Since the last I’ve posted, i’ve tried strawberry rhubarb, cherry vanilla, and I’ve got a batch of green tea peach on tap for tomorrow. Thanks again for a great post. You’ve made a small family of 3 converts to FY!
Good to hear, Miss Brown Eyes. Good to hear! 🙂 LOVE the green tea peach frozen yogurt combo — sounds fabulous! Thanks for the update!
I have a supercheap $25.00 ice cream maker that works wonders… FYI
I tried this recipe and LOVE IT. we’re ice cream fanatics, never had frozen yogurt at home. I only had plain yogurt, so had to do some serious “doctoring” to fix up to a reasonably spiced/sweet yogurt base. Added a touch of cream just to give it a bit of creaminess (again the fear of ice cream vs yogurt). Pre-hardened frozen yogurt was amazing and can’t wait for the finished product. being served Thanksgiving day as a bit lighter option to the cheesecake and pecan pie.
Hello, MissBrownEyes! Thanks for sharing. I hope you enjoy the frozen yogurt for Thanksgiving. Sounds delish! 🙂
Hi Lacey —
It was a complete hit. Usually on subsquent rounds of Thanksgiving dinner, it’s the savory foods that get just as much action as the desserts. Not this case. Cheesecake — ignored. Pecan pie — a few takers. Pumpkin frozen yogurt — GONE. I forgot to mention — no nuts added — forgot to make them and used more pumpkin (nearly the whole 15 oz can)
That is SO cool!!! Thanks for sharing. I’m so happy everyone liked the frozen yogurt 🙂
I like your base here so much, that I’m planning on trying it without the pumpkin and putting in some sweet potato & applesauce puree next time I make frozen yogurt, which is apparently sooner than later!
Oooh, MissBrownEyes, that’s sounds very interesting. I’d love to know how it turns out for you.
lacey, how much does your pumpkin frozen yogurt recipe yield? I only have a 1 1/2 qt ice cream maker. Just prepped the ingredients to chill but looks like combined they are about about 1 1/2 quarts wet. Here’s hoping I don’t have frozen yogurt oozing out of my machine 🙂
Hi Evan! I’m sorry, I haven’t measured exactly how much this recipe yields. I would guess not much more that 1 1/2 quarts — if even that much. I hope you didn’t overflow your maker.
I am all about pumpkin this season, and this recipe is going straight to the top of my list! I’ll have to reserve a bit of my pumpkin pie white chocolate cups to crumble on top in addition to the toasted pecans :).
Lauren, your pumpkin pie white chocolate cups sound amazing! I hope you like the frozen yogurt.
This is me pitching a fit because I don’t have an ice cream maker….*WAHHHH* That looks so delicious!!!
You’re hilarious, Tara!
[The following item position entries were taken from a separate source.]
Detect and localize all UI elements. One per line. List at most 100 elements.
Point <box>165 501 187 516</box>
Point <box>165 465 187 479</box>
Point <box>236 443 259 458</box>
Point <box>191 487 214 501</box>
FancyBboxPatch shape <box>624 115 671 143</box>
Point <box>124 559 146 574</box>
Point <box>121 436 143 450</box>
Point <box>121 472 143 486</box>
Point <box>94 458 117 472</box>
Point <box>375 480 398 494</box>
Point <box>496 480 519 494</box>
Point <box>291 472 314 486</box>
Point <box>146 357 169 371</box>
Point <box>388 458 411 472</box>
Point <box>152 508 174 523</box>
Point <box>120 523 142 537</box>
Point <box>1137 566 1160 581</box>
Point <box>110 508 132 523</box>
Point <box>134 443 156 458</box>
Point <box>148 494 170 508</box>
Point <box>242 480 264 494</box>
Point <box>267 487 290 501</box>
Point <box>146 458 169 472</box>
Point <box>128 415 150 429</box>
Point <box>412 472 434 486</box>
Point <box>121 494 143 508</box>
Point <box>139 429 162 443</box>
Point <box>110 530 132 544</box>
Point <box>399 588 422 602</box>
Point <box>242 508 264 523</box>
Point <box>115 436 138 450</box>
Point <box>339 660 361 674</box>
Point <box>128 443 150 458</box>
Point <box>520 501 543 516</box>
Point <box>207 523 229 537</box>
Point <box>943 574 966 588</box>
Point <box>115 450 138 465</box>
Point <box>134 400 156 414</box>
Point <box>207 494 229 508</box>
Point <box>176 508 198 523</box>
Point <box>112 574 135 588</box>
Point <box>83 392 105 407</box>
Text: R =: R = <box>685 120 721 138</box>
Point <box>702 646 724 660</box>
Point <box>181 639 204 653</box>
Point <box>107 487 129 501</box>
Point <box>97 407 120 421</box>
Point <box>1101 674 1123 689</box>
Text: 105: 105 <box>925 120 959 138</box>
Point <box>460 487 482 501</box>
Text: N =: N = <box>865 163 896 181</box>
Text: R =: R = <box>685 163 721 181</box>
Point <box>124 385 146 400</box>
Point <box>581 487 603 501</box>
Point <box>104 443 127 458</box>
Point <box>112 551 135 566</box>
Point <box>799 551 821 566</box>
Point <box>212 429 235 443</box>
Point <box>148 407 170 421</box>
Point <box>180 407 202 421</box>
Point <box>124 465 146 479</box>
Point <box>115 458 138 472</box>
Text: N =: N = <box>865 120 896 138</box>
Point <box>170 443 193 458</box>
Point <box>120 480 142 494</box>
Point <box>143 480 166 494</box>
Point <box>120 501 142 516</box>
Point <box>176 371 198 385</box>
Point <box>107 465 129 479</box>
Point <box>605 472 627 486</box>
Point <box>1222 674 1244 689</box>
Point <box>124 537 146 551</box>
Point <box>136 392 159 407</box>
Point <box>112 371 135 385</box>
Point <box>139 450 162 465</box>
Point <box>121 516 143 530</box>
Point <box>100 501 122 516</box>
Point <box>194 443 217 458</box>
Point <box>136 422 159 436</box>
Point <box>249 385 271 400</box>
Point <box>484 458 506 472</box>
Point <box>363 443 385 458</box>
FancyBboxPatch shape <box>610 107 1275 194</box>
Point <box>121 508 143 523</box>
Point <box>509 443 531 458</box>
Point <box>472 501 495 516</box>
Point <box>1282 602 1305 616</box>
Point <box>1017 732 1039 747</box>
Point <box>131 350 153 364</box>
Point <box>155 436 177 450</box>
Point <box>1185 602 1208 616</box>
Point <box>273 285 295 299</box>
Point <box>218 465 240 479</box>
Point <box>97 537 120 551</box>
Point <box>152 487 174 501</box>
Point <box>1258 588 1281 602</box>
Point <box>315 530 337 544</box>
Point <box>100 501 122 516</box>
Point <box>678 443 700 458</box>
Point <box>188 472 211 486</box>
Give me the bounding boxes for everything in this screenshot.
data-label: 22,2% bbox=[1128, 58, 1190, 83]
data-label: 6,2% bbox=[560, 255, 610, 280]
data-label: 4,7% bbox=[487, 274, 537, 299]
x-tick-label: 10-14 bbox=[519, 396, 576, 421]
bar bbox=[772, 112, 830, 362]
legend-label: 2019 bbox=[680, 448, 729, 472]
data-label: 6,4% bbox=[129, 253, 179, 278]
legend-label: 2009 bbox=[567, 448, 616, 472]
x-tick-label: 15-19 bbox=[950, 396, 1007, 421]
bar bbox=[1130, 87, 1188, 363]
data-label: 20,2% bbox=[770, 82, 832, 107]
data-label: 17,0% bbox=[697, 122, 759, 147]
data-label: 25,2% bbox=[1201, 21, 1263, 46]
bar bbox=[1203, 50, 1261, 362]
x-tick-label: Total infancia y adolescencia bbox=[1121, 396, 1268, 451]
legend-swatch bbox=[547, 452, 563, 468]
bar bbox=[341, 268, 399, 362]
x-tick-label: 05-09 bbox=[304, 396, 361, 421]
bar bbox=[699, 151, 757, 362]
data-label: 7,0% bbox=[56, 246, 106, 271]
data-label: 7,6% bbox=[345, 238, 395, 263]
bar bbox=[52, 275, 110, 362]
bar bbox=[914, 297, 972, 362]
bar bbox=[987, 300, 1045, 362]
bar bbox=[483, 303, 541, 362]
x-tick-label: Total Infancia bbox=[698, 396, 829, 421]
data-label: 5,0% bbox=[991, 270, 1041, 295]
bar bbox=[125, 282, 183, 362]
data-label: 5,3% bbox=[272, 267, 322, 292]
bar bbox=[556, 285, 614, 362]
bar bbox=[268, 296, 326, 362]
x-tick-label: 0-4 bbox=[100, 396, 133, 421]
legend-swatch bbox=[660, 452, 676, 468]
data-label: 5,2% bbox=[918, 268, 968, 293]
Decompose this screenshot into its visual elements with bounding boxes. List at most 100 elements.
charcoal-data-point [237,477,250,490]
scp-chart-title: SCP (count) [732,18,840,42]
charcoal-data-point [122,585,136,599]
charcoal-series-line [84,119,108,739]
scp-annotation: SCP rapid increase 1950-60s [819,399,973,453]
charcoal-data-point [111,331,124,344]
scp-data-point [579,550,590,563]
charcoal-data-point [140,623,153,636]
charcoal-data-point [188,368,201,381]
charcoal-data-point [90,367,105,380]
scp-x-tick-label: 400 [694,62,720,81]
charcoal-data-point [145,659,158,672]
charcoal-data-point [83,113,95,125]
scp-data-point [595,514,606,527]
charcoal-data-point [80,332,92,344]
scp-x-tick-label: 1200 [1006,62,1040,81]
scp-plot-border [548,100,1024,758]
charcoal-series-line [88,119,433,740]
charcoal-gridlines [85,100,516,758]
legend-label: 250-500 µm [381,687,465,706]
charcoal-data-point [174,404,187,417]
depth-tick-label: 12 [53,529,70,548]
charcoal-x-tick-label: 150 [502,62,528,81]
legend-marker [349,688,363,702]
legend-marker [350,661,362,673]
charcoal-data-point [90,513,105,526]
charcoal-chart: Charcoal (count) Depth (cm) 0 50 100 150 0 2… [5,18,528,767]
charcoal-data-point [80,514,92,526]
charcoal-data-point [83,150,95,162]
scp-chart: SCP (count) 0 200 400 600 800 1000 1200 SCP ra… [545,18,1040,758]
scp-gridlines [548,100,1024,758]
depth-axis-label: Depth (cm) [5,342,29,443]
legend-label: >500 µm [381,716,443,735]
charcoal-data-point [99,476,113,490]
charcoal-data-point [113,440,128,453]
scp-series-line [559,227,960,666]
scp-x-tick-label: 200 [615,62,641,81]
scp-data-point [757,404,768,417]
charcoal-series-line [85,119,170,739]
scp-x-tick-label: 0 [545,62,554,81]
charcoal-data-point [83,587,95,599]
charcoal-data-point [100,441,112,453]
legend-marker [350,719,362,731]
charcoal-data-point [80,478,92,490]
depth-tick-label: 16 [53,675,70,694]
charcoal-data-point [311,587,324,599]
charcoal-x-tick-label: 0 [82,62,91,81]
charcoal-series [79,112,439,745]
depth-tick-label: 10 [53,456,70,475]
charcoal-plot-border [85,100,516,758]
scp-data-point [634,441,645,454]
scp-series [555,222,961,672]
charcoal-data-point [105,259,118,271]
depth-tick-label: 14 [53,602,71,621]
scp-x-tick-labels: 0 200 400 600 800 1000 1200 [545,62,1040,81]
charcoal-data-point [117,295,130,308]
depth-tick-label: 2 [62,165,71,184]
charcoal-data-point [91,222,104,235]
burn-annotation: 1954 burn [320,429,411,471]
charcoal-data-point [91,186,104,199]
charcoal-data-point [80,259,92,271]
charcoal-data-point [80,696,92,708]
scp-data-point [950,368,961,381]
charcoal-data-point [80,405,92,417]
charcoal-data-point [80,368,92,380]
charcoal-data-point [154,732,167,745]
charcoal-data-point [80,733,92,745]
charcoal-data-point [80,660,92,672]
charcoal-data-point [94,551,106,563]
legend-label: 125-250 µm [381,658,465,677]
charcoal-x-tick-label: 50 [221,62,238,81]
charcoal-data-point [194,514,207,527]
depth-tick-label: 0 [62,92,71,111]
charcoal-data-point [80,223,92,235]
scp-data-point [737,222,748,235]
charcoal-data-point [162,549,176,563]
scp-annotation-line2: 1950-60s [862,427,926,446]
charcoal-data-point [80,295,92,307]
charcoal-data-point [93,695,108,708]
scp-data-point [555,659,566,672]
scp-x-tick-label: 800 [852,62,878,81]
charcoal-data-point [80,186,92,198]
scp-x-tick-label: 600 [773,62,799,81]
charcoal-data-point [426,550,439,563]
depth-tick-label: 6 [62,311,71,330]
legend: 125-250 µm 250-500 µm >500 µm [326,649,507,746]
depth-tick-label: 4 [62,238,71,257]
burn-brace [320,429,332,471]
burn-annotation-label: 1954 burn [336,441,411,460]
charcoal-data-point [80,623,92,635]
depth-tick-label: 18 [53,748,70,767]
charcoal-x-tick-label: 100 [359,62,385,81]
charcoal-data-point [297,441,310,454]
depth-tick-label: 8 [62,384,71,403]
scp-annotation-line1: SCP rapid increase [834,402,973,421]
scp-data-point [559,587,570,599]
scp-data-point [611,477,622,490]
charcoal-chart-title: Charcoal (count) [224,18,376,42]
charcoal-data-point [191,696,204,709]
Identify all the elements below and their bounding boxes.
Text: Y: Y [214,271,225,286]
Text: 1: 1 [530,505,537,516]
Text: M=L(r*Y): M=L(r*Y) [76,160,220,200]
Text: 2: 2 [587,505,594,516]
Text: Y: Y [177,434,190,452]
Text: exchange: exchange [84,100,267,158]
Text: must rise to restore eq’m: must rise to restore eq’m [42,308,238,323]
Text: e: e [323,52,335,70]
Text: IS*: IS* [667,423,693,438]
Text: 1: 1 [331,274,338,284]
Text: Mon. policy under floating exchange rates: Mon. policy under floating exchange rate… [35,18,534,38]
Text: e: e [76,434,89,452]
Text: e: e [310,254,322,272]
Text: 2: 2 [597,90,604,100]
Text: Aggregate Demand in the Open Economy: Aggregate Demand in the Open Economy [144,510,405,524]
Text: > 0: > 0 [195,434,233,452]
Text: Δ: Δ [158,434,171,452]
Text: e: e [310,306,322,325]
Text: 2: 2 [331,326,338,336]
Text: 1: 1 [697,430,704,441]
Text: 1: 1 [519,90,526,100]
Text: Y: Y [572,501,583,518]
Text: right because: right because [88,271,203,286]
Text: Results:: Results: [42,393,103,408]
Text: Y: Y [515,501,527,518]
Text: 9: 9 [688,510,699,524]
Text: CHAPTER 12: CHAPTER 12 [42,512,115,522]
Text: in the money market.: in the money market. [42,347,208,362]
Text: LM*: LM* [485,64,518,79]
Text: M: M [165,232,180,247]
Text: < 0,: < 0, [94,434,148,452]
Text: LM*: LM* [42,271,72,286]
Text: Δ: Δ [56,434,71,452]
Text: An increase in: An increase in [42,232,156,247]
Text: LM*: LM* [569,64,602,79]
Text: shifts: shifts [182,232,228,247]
I have actually heard you can make frozen yogurt without an ice cream maker and it turns out well. All you have to do is freeze the prepared yogurt for 30-60 minute intervals and blend in a blender in between each time until you reach the desired consistency. A little extra work, but may save a tantrum 🙂
In that case…I might have to give it a try! I still have an ice cream maker on my wish list, though. 😉
I don’t blame you — I use my ice cream maker ALL the time. I hope you get your wish soon! If you try it out, I’d love to know the outcome 🙂
Saw the “alternative” method (I also do not have an ice cream maker) and was thrilled to know I can make the pumpkin frozen yogurt without one. Thanks!!
I hope it works out for you, Lee. Please feel free to share how the alternative method goes for you!